13 déc. 2010

Dario Argento en DVD restaurés

Une jeune femme qui vient d'aménager dans un luxueux immeuble new-yorkais apprend que l'architecte l'a conçu pour les trois divinités maléfiques qui gouvernent le monde.

Deuxième opus de sa trilogie des Mères après Suspiria, Inferno a la forme d'un opéra psychédélique où les fulgurances visuelles et sonores s'inscrivent dans des tableaux cauchemardesques où la Mort est omniprésente. Visuellement Argento s'est inspiré de la peinture préraphaélite pour ces tons bleus et roses dominants. La maison a comme dans Suspiria un rôle narratif primordial, dotée comme un être humain d'une conscience.
Après la sorcellerie dans
Suspiria, le réalisateur s'empare ici du thème de l'alchimie pour un résultat final certes inférieur en terme de scénario mais à l'esthétique aussi travaillé grâce aux expérimentations du directeur de la photo Romano Albi.

Test DVD
Inédit en DVD et blu-ray en France, Inferno présente un master restauré (image et son) à partir des négatifs originaux transférés en HD.

Technique
Un soin a visiblement été apporté à la restitution de la photographie de Romano Albani mais quelques plans flous et mal définis ajoutés à une granularité certaine dans les scènes en basse lumière procurent une déception. Les pistes mono sont correctes.

Bonus
Un module de 13', L'alchimie du mystère, est proposé comme uniquement supplément des deux éditions : des interviews de Dario Argento, Romano Albani (directeur photo) et Luigi Cozzi (collaborateur d'Argento) permettent d'analyser rapidement les parti-pris esthétiques et thématiques du film.

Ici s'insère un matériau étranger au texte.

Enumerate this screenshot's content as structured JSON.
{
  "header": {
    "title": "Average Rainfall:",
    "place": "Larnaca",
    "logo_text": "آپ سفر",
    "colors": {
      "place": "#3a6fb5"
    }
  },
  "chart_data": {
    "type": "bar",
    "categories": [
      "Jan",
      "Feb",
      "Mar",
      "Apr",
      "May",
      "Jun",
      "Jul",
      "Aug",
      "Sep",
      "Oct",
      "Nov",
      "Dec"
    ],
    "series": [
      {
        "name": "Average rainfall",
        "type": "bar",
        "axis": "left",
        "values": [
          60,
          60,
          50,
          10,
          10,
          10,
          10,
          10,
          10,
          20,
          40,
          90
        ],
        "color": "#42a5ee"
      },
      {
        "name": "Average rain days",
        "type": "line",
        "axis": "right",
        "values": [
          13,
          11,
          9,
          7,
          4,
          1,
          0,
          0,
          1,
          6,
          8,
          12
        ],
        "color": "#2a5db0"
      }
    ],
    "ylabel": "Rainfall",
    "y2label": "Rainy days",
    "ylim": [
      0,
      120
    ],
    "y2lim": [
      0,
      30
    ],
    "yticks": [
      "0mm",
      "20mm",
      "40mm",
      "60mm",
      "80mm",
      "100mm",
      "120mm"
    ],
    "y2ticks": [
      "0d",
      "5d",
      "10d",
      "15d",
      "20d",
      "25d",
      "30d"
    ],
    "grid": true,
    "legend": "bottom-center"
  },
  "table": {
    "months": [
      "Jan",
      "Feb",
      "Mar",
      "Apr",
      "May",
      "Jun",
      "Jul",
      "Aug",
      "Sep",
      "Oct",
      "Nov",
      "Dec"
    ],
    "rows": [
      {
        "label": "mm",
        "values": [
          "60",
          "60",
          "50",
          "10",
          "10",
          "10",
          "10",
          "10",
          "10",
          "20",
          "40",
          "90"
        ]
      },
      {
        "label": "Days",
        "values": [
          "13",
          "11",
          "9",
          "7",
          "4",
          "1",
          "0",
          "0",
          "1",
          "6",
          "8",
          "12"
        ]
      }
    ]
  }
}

Dans un collège suisse, une jeune fille capable de communiquer avec les insectes retrouve la trace d'un assassin monstrueux.

Réalisé en 1984,
Phenomena peut être considéré comme un film charnière dans la carrière de Dario Argento : le fantastique, au coeur de ce conte de fée horrifique, prend nettement l'ascendant sur le giallo. De plus les débordements sanglants de Inferno ou Ténèbres laissent la place à des images poétiques et des instants magiques via le lien spécial qu'entretient l'héroïne avec les animaux et le rôle des éléments naturels.
Argento s'inspire de l'expressionnisme allemand et de la peinture romantique allemande (Caspar David Friedrich) pour une photographie plus contrastée qu'
Inferno, dans des tons plus N&B que ceux de ses précédents films. On retrouve dans Phenomena la prédilection d'Argento pour les parcours semés d'embûches de jeunes héroïnes, il est à nouveau question comme dans le superbe Suspiria de récit d'initiation : elle découvre une personnalité émergente, une faculté extra-sensorielle lui permettant de communiquer avec les animaux qui sont des adjuvants bienvenus face à des hommes monstrueux. Malgré les excès d'une bande-son heavy metal et le recours facile car bien à la mode à l'époque et à la limite du ridicule d'un singe bienveillant, Phenomena séduit par son univers onirique traversé par une Alice somnambule interprétée par une jeune Jennifer Connelly déjà talentueuse.

Test DVD
Phenomena présente un master restauré (image et son) à partir des négatifs originaux transférés en HD, sous la supervision et avec l'approbation de Dario Argento et du chef -opérateur Romano Albani.


Technique
L'édition de Phenomena est bien au dessus techniquement de celle de Inferno (testée ici) avec une compression très solide, une définition solide se rapprochant d'une image HD pour révéler des détails inespérés. Les pistes sonores sont dynamiques notamment la vo anglaise en 2.0 par sa bonne restitution des dialogues comme du déchainement des éléments.

Bonus

On retrouve comme supplément conséquent un documentaire récent de 26 minutes commandé par l'éditeur Wild Side, Rupture et controverse, intéressants entretiens avec le réalisateur, le scénariste, le responsable des effets spéciaux et le compositeur.